LAVENDER: I know you all put a limit on how many folks you'll allow on the Mountain, that seems like a great idea, what are some of the other things that you think makes All Good a great festival?
WALTHER: We look to strengthen our lineup each year to improve our production, and to improve the fan's experience by tweaking our operations and upgrading our services and amenities that we offer. This year we have 21 new artists out of 40 on our roster. We will have a better light show than ever. We will have LED screens for the first time. We are upgrading our port-a-john services. We will have more crowd performers than ever and will have many surprises that fans will have to come to experience. Another key thing that is in the fans' favor is that we offer no overlapping sets. The festival fan can see every minute of every band that he/she has paid to see for the most part without even moving from one space. Another would be that our number one goal is to provide the safest and most enjoyable experience for the fans. We realize that for a great deal of these folks that this is their summer vacation, and we want to make it a weekend to remember for years to come. We do our best with our staff to set the stage for the incredible vibe that takes place each year at our event. You arrive to the mountaintop and the rest of the world goes away, whether it takes a day or two, at some point everyone comes together within this community and there becomes this universal sense that every little things gonna be alright.
LAVENDER: Aside from Furthur, what do you think are the not-to-miss sets this year?

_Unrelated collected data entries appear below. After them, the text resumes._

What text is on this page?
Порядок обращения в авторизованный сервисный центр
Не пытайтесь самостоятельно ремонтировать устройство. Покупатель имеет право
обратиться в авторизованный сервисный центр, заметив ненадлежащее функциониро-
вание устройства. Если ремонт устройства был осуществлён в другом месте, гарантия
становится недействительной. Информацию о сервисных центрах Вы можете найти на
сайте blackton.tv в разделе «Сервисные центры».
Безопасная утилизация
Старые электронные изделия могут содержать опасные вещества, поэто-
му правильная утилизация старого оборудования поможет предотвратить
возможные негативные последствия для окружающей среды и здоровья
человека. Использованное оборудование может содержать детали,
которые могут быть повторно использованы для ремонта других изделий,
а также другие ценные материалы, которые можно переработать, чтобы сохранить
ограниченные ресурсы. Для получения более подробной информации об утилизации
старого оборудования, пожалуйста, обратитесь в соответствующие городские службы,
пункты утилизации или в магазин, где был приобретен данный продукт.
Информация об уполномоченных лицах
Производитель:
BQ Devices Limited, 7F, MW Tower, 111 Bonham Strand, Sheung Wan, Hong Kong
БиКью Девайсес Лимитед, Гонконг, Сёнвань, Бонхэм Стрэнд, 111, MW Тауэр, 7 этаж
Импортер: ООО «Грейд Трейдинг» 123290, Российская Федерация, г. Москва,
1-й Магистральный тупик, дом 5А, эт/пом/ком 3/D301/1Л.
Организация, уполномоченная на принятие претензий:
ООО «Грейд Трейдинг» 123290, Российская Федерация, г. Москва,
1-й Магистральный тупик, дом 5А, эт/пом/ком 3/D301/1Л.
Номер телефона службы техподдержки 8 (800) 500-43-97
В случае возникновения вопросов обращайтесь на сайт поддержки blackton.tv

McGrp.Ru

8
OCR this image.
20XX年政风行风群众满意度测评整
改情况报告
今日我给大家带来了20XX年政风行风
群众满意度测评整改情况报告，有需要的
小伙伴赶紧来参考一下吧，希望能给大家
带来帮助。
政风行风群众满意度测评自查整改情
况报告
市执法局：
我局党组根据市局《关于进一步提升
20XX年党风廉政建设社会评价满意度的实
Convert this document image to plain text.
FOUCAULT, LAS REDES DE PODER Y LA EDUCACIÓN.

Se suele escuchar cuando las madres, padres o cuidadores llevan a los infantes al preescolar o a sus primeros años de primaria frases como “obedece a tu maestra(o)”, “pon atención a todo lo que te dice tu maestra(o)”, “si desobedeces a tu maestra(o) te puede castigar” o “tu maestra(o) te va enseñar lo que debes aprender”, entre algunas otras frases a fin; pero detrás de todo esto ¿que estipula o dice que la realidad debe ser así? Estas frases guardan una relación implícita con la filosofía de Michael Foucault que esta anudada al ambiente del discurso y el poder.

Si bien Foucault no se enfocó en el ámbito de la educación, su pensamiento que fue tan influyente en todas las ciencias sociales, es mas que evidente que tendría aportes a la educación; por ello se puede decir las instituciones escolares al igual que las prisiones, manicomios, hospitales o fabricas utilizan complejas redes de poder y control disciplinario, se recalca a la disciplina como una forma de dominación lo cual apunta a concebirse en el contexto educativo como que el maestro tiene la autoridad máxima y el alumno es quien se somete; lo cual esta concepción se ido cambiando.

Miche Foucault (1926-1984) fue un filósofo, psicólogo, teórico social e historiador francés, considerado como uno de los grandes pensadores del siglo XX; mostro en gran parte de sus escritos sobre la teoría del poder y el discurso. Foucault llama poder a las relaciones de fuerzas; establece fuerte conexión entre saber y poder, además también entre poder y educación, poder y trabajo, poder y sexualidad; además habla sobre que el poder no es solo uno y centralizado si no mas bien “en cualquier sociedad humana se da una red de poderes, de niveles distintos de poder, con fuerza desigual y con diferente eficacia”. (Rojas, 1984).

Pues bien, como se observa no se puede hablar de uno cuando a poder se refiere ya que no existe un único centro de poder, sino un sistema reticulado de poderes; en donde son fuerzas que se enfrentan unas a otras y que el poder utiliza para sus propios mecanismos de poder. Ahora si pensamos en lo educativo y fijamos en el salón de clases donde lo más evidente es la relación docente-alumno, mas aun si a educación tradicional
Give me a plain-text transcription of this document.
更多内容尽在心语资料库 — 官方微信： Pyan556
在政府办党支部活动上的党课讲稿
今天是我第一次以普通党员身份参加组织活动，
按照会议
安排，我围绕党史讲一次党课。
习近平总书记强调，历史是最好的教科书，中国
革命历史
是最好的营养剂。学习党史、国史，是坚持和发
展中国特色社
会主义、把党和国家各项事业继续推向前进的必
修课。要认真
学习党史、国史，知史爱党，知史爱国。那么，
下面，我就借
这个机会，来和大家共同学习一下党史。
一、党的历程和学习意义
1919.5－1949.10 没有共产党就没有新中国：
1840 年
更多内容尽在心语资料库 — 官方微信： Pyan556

WEISSMAN: First time All Good bands such as George Clinton and P-Funk, Old Crow Medicine Show, Femi Kuti, Dr, Dog will also be a real treat. The action actually gets started super early in the campgrounds on Friday morning with an early morning wake up with Greensky Bluegrass; The Everyone Orchestra does sets on Friday and Saturday on the side stage and they mix it up with members of a bunch of different bands by making their entire set full improvisations 'conducted' by Matt Butler. These shows are really special since they involve the audience and really get them involved. The Pimps of Joytime are a band that will surprise everyone with their blend of upbeat East Coast funk, since they've not played too many festivals yet. But this is a tough question since all the bands are 'not-to-miss'!
LAVENDER: About how many folks does it take to put on All Good, counting vendors, staff and the WET or Work exchange team members?
WEISSMAN: We have 65 departments, over 600 staff, a huge production crew, and over 1,000 WET (volunteer/work exchange) members.